“Sempre caro mi fu quest’ermo colle,
e questa siepe, che da tanta parte
dell’ultimo orizzonte il guardo esclude”
(G. Leopardi, L’infinito)
Sportivamente parlando, ci stiamo trasformando. Un paese che viveva poco più che di calcio amatoriale ora si evolve, si struttura, si organizza. Nuovi investimenti, nuove costruzioni, nuovi complessi (tra cui probabilmente anche il “complesso di superiorità”). Nascono così dal nulla un campo da calcio sintetico da 700.000 euro, un bike park da 150.000 euro, due palestre da 1.700.000 euro.
Non c’è dubbio: con queste strutture, al posto di attempate cariatidi che rincorrono un logoro pallone di cuoio in mezzo al fango, da oggi potremo coltivare un vivaio voltese in stile Atalanta e nuovi Brumotti capaci di arrampicarsi sul campanile in mountain bike. In prospettiva, sono davvero questi i bisogni sportivi di Volta?

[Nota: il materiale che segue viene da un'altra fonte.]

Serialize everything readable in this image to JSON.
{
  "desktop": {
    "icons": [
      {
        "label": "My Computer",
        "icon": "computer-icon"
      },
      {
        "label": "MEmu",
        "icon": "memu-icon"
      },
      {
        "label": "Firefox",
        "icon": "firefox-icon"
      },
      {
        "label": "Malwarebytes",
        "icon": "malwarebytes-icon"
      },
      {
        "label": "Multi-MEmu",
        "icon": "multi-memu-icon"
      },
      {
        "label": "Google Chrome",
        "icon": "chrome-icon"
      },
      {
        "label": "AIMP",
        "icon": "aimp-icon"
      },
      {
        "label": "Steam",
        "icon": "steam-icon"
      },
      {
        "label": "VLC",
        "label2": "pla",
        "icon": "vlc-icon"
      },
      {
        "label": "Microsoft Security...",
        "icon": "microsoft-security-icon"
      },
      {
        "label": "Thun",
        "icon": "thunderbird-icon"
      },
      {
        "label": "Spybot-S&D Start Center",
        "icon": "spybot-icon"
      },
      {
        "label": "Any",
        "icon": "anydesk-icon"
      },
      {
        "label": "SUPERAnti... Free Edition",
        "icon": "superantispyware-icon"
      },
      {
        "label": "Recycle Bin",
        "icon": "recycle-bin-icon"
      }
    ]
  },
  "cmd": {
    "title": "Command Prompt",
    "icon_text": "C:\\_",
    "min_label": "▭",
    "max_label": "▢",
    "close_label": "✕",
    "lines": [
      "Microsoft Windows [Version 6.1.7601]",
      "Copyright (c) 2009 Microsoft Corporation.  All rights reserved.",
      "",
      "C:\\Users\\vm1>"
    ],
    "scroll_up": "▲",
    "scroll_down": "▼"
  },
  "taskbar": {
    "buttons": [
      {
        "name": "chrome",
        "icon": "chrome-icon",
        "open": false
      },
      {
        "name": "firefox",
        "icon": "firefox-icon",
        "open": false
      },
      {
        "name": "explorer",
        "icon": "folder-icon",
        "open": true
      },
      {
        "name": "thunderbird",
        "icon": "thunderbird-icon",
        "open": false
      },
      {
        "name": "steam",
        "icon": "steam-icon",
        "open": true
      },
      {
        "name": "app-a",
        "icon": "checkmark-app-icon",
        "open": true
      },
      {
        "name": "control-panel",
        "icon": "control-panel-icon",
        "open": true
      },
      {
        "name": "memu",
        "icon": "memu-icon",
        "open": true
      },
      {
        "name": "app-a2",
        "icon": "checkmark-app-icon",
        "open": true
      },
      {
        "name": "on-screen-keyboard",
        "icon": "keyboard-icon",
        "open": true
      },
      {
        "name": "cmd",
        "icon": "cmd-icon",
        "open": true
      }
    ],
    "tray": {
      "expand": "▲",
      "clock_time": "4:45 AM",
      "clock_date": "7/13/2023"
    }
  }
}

Ad oggi, se qualche ragazzo volesse fare liberamente due tiri a pallone con i propri amici, non saprebbe dove andare. Ci sono molti campi da calcio, è vero, ma non esiste alcun fazzoletto di terra con le porte, dove poter organizzare estemporaneamente una partitella alla buona tra amici. Una volta si poteva andare liberamente “al campo delle medie”, ora ci hanno eretto due cattedrali dal tetto in plastica che da tanta parte dell’ultimo orizzonte il guardo escludono.